Part I of this thesis showcases the novel use of arylthianthrenium salts for C(sp²)–CF₂ bond construction via palladium-catalyzed Negishi cross-coupling, enabling late-stage incorporation of difluoroalkyl groups. The method extends to generate even fluorolkylated arenes. Part I also demonstrates Ni(I)-catalyzed amination of arylthianthenium salts, broadening substrate scope and offering an alternative to dual Ni/photoredox-catalyzed amination, particularly for electron-rich substrates.

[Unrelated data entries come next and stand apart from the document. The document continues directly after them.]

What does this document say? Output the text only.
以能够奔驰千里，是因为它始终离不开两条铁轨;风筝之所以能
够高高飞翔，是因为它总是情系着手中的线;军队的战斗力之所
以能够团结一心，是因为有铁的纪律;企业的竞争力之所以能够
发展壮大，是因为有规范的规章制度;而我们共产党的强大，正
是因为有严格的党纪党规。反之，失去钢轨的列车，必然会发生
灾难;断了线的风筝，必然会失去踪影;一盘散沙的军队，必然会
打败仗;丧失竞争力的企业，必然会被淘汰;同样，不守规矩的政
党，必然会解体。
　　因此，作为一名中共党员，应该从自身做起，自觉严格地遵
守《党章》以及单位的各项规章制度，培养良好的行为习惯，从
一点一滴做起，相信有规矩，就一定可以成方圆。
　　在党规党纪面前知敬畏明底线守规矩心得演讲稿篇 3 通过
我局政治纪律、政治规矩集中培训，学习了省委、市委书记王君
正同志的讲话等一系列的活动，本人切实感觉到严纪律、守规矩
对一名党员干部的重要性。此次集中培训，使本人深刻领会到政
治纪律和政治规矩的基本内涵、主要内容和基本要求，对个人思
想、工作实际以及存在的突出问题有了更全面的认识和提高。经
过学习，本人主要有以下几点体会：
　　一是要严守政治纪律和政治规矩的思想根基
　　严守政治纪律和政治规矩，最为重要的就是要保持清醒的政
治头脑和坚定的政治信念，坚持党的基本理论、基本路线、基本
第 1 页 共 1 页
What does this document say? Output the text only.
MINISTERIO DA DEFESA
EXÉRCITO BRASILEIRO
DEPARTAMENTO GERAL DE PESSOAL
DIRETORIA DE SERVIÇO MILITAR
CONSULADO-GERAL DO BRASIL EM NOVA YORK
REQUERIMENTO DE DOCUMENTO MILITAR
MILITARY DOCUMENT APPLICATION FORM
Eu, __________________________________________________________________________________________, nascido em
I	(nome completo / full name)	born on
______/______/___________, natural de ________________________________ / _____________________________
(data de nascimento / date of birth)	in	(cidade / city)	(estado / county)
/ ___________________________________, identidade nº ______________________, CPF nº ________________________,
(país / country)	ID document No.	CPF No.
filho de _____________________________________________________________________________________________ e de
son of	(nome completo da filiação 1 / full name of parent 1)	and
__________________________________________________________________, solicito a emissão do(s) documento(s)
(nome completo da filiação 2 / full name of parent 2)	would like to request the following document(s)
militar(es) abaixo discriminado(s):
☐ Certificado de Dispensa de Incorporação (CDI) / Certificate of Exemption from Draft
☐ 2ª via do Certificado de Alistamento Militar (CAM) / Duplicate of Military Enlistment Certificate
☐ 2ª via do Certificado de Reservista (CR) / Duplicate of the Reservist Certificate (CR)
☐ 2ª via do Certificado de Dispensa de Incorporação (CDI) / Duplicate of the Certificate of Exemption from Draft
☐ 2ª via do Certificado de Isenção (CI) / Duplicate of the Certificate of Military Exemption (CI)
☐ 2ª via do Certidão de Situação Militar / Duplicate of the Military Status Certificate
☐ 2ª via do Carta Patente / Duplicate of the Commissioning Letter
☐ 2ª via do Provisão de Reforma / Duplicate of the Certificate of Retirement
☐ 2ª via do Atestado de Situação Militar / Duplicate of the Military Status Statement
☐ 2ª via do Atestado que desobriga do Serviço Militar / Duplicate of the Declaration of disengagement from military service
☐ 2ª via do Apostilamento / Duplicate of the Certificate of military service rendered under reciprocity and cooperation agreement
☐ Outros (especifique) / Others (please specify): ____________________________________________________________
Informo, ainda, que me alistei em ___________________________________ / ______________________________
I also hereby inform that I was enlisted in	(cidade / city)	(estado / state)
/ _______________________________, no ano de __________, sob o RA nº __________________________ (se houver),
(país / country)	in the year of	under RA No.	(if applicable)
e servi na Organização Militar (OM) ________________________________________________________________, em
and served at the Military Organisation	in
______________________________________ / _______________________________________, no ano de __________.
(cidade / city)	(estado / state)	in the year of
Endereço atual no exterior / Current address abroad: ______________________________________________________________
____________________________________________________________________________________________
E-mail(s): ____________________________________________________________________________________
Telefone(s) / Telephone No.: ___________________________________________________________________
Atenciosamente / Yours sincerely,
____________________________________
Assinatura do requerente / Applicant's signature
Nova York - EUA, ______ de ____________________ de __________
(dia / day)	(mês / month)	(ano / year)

Part II of this thesis shifts the focus to positron-emission tomography (PET)-tracer development. As of 2023, the U.S. Food and Drug Administration (FDA) has approved just seventeen PET-tracers, of which seven have been developed in the last five years and only one was developed in last two years. Beyond factors like regulatory requirements, high costs, need for specialized expertise etc., the scarcity of approved tracers results from complications in research and development as identifying compounds that can effectively target specific biological processes or diseases in animals can be challenging. Moreover, introducing short-lived radionuclides in the final or penultimate step of the synthesis adds up to the challenge. Complex molecular structures can hinder reactivity, necessitating innovative strategies. Peptides, due to selective binding and rapid clearance, are promising for PET-tracer design. The second part introduces a method for radio-deoxyfluorination, yielding peptide with 4-[¹⁸F]fluoro-phenylalanine side chain, preserving biological function and enabling versatile labeling.
This thesis tackles critical challenges in late-stage bond formations and PET-tracer development, contributing valuable methods to advance drug discovery and molecular imaging.